Robust & High Performance Parallel File System Storage for HPC & AI
OnDemandPFS is an appliance based preconfigured Parallel File System Storage solution built on BeeGFS a parallel cluster file system, aimed at small to midsized HPC/AI installations.
OnDemandPFS provides high throughput specially aimed at AI workloads and can be easily scaled horizontally by adding more nodes thus increasing performance and capacity. The customers have the flexibility to choose OPEX or CAPEX business models.
Key Features
-
All Flash storage for demanding HPC/AI workloads.
-
Redundant configuration consisting of 4x BeeGFS nodes and with 8x uplinks to IB Switches.
-
System monitoring stack is included, Virtual Machines based monitoring is supported.
-
Central syslog server integration if required.
-
Based on xiRAID – the fastest RAID engine. Industry fastest drive rebuild time.
-
On Demand PFS is available in 3 configurations: 100TB/ 200TB/ 600TB.
System Architecture
The unique userspace architecture concept allows users to keep the metadata access latency (e.g., directory lookups) at a minimum and distributes the metadata across multiple servers so that each of the metadata servers stores a part of the global file system namespace.

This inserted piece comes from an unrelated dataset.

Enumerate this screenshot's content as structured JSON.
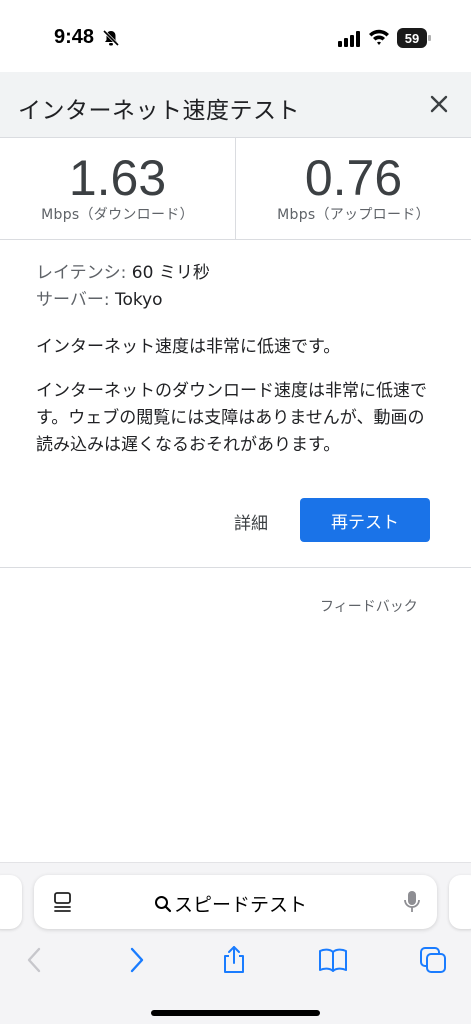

By increasing the number of servers and disks in the system, it is possible to scale the performance and the capacity of the filesystem to the level that you need, seamlessly from small clusters up to enterprise-class systems with thousands of nodes.

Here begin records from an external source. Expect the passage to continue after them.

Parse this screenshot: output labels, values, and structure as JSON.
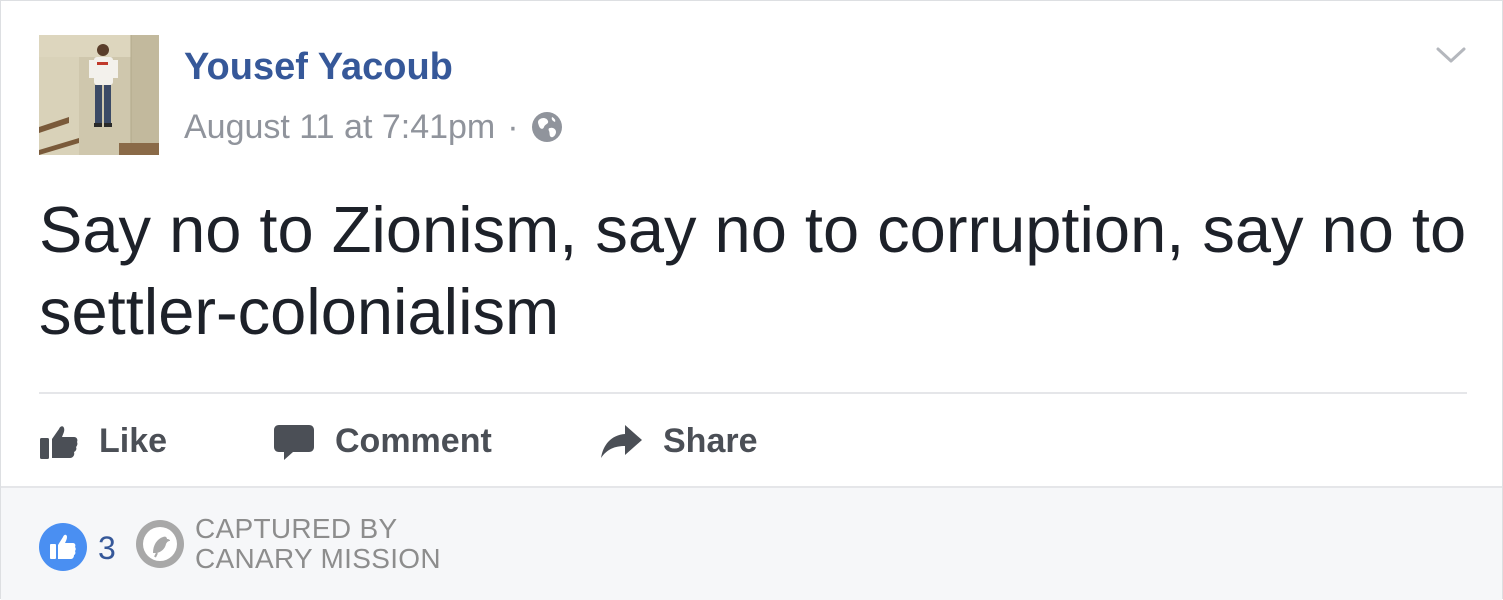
{
  "post": {
    "author": "Yousef Yacoub",
    "timestamp": "August 11 at 7:41pm",
    "separator": "·",
    "privacy_icon": "globe-icon",
    "menu_icon": "chevron-down-icon",
    "text": "Say no to Zionism, say no to corruption, say no to settler-colonialism"
  },
  "actions": {
    "like_label": "Like",
    "comment_label": "Comment",
    "share_label": "Share"
  },
  "reactions": {
    "like_count": "3"
  },
  "watermark": {
    "line1": "CAPTURED BY",
    "line2": "CANARY MISSION"
  },
  "colors": {
    "author_link": "#365899",
    "meta_text": "#90949c",
    "post_text": "#1d2129",
    "action_text": "#4b4f56",
    "like_badge": "#4a8ff2",
    "footer_bg": "#f6f7f9",
    "watermark": "#8d8d8d"
  }
}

Solution Whitepaper - On Demand PFS
In the realm of high-performance computing (HPC) and artificial intelligence (AI), designing a storage
system that strikes the right balance for efficient and optimal performance poses significant challenges. These environments, often consisting of hundreds of compute/worker nodes, handle vast amounts of data to solve intricate and complex problems. They need to support both large data sets for big data analytics and numerous small files for machine learning (ML) and AI applications without
experiencing performance issues. Organizations are seeking affordable, high-performance, and highly available solutions that are also easy to manage while adapting to the growing demands of diverse I/O-intensive workloads.
The challenge is that HPC/AI storage infrastructure requirements can change quickly, requiring companies to scale up and scale out their resources. Composable Disaggregated Infrastructure (CDI) represents the modern architectural approach to data centre infrastructure, disaggregating compute, storage, and network resources into shared pools that can be composed for on-demand allocation. Composable disaggregated infrastructure (CDI) for HPC/AI storage is the key to solving this optimization problem. It enables valuable resources to be deployed through software at just the right levels and within a minimal amount of time, even inside an HPC or AI cluster.

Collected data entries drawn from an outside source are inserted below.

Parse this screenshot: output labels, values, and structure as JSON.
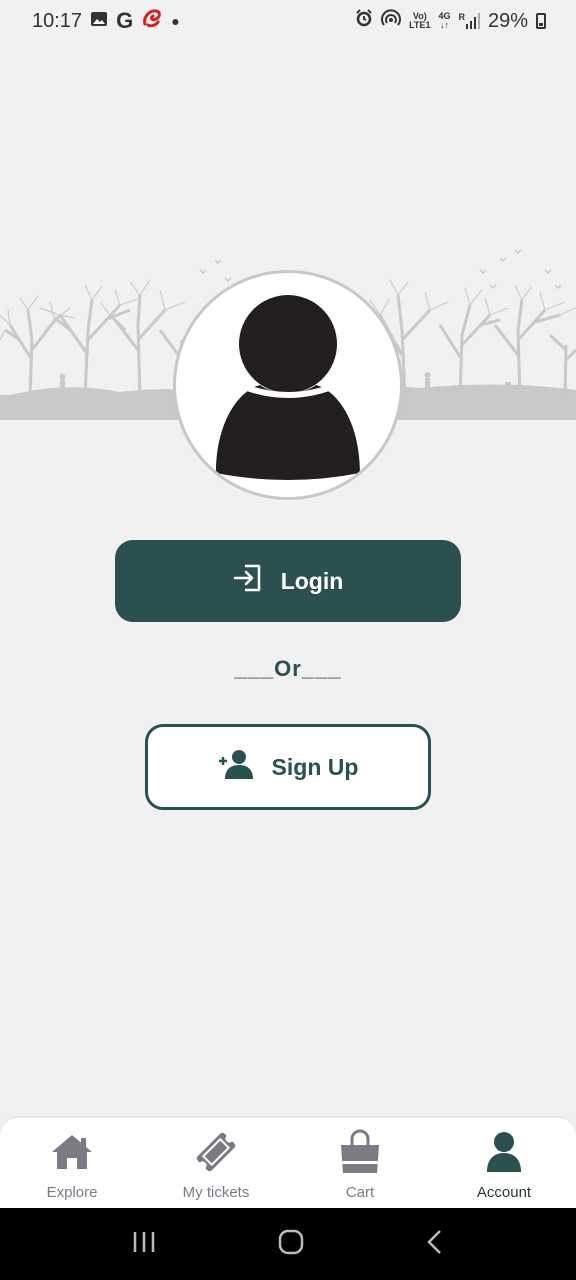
{
  "status": {
    "time": "10:17",
    "battery": "29%",
    "volte_top": "Vo)",
    "volte_bottom": "LTE1",
    "network": "4G",
    "roaming": "R"
  },
  "buttons": {
    "login_label": "Login",
    "or_label": "___Or___",
    "signup_label": "Sign Up"
  },
  "nav": {
    "items": [
      {
        "label": "Explore",
        "icon": "home-icon"
      },
      {
        "label": "My tickets",
        "icon": "ticket-icon"
      },
      {
        "label": "Cart",
        "icon": "shopping-bag-icon"
      },
      {
        "label": "Account",
        "icon": "user-icon",
        "active": true
      }
    ]
  },
  "colors": {
    "primary": "#2b5050",
    "nav_inactive": "#7b7b86",
    "background": "#f1f1f1"
  }
}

Xinnor xiRAID is a lightweight software RAID offering which complements CDI solutions whilst performing very closely to raw device capabilities and exceeding that of traditional hardware RAID solutions.
BeeGFS is an easily deployable hardware-independent POSIX parallel file system developed with a strong focus on performance whilst designed for ease of use, simple installation, and easy management.
The purpose of this document is to showcase a combined solution of BeeGFS cluster deployment with Xinnor xiRAID volumes deployed on Commodity hardware.